I am currently developing an application in Javascript in which I will allow the users to add "rules" to the application by the use of a small self-declared programming language. In order to achieve this functionality, I need to be able to parse strings and extract the necessary information. Here are some examples of my language:
Example 1:
SET backgroundColor
MODULE someModule
TO red
WHEN someVariable == 1
Example 2:
SET textSize
TO someObject.size
WHEN 5 + 5 == 10
Example 3:
REMOVE backgroundColor
MODULE someModule
ID 5
Note that although I am making use of newlines in my examples, these rules can also just be formatted to one long string without any newlines.
As you can observe, it is an SQL-like language in which I make use of capitalized keywords. There are several combinations of keywords possible, just like SQL, but it is definetly not a huge language. After each keyword, the user can just write any simple Javascript expressions. This is important. I know one should usually write a parser, but in this case I do not think it is appropriate to reinvent the wheel and write a parser that can parse Javascript. Especially because, apart from these Javascript expressions, the language is rather simple/limited, it would be ideal if there is a more simple approach to tackling this problem.
I have already implemented functions that will take the necessary information as their parameters and add the rule to my system. What is left is to fill the gap. How do I efficiently verify a valid syntax and extract all the required information from the string I receive such that I can fill in a function like this:
addRuleToTheSystem('backgroundColor', 'someModule', 'red', 'someVariable == 1')

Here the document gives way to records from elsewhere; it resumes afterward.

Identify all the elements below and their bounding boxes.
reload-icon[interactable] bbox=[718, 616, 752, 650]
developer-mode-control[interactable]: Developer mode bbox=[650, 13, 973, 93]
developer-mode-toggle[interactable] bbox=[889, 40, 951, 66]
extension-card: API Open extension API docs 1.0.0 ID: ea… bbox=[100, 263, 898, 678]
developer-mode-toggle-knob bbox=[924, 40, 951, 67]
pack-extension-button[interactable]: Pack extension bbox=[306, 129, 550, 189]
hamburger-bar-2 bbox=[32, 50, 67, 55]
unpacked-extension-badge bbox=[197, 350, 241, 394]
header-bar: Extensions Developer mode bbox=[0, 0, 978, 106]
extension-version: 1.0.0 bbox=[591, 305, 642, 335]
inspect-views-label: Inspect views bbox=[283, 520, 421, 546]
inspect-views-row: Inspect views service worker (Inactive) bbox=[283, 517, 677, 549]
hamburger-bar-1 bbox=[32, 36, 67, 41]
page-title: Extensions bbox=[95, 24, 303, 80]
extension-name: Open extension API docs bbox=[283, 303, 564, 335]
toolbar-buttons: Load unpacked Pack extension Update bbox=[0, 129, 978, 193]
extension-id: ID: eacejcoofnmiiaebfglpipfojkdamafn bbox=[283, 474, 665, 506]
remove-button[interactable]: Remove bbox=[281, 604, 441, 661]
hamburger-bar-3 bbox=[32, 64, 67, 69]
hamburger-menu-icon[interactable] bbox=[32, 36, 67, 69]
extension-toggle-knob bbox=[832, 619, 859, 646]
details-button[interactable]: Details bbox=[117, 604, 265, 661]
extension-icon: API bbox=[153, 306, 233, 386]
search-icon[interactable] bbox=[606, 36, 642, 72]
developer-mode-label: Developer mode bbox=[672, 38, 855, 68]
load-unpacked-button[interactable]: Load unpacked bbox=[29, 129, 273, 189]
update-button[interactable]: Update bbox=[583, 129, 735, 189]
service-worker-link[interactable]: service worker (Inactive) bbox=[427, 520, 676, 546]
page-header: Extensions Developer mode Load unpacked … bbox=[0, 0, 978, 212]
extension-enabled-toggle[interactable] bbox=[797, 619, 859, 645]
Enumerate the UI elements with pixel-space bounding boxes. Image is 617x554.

First, I'm legally required to warn you about the security dangers of using eval
. With that out of the way:
If you can force users to never use your language keywords in their expressions, your parsing becomes very straightforward. If I read the grammar correctly, it can even be parsed by a regular expression. Here's an example of parsing a SET MODULE TO WHEN rule:
const regexp = /^SET (?<set>.+?) MODULE (?<module>.+?) TO (?<to>.+?) WHEN (?<when>.+?)$/gs;
const userRule = "SET backgroundColor MODULE someModule TO red WHEN someVariable == 1";
regexp.exec(userRule).groups
// Object { set: "backgroundColor", module: "someModule", to: "red", when: "someVariable == 1" }
This is more restrictive than your intended language (e.g. SET a MODULE MODULE.name TO "WHEN"
will parse incorrectly), but your uppercase keywords help against simple mistakes, and you can catch more mistakes by ensuring at most one of each keyword exists.

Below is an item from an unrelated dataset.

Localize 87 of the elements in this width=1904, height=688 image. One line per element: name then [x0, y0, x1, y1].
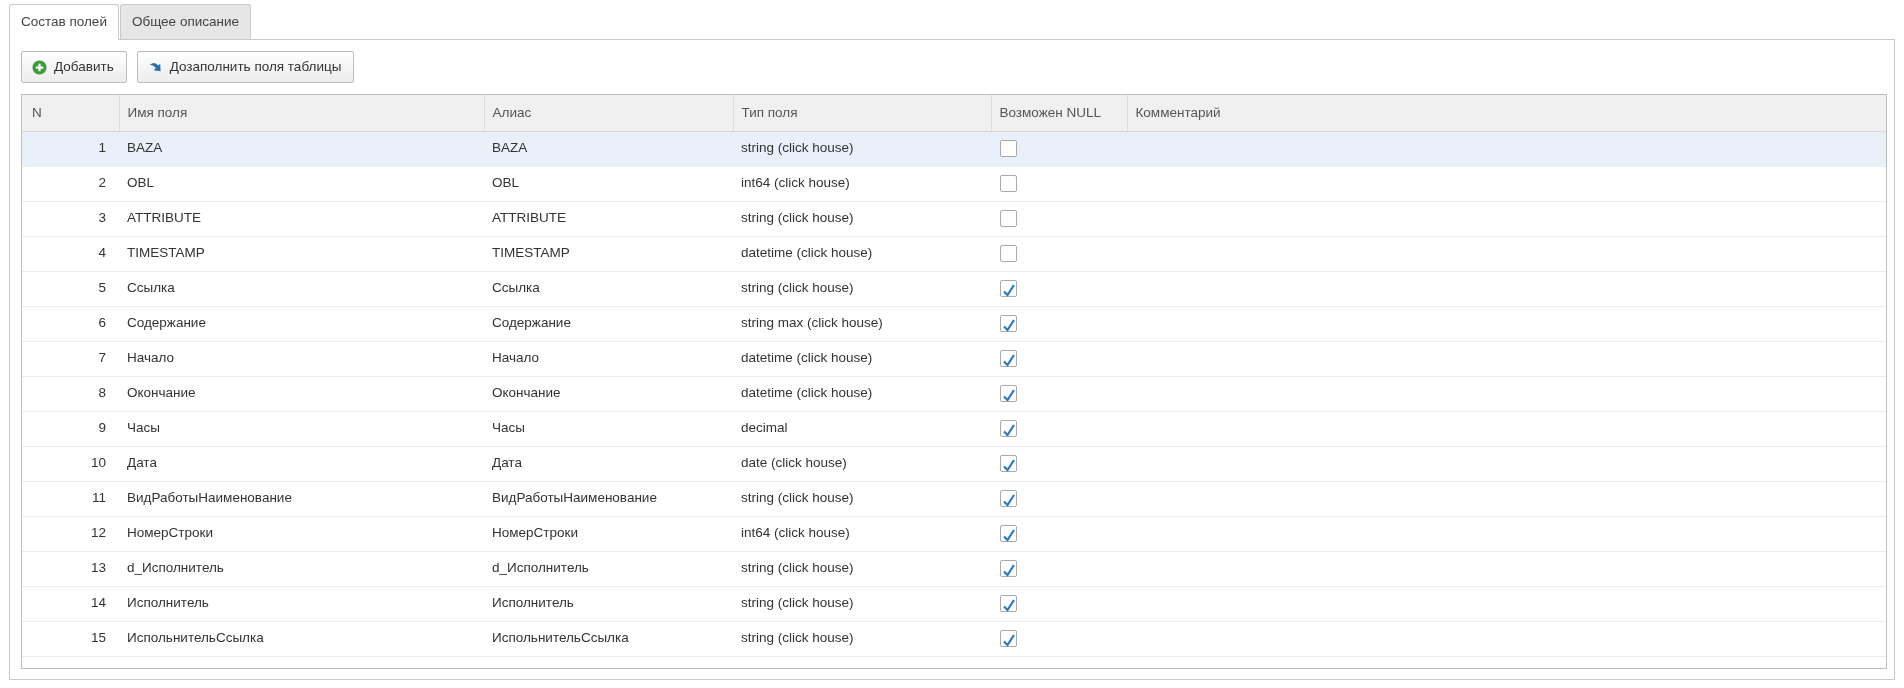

What syntax can you ignore? Operators, declarations, control flow, etc. What syntax can't you ignore? Anything that might accidentally contain your keyword (names, literal strings, comments, regexps).
This is harder than it sounds once you take into account all the different ways to declare strings, escape sequences, optional whitespace, etc. But it's doable, and doesn't require parsing the full JS syntax.
To reduce false positives, and to give users an escape hatch, consider ignoring keywords that appear inside balanced parenthesis/braces/brackets, as in:
SET backgroundColor MODULE (MODULE.name) TO (MODULE.color)
This allows the user to have a JS variable "MODULE" without conflicting with your keyword.
Acorn looks like a good option, and has a handy function:
parseExpressionAt(input, offset, options)
will parse a single expression in a string, and return its AST. It will not complain if there is more of the string left after the expression.
By enabling the locations
option, you can then alternate between looking for your keywords and handing over the rest of the string to Acorn to find an expression. Then look for a keyword after the last location, and repeat.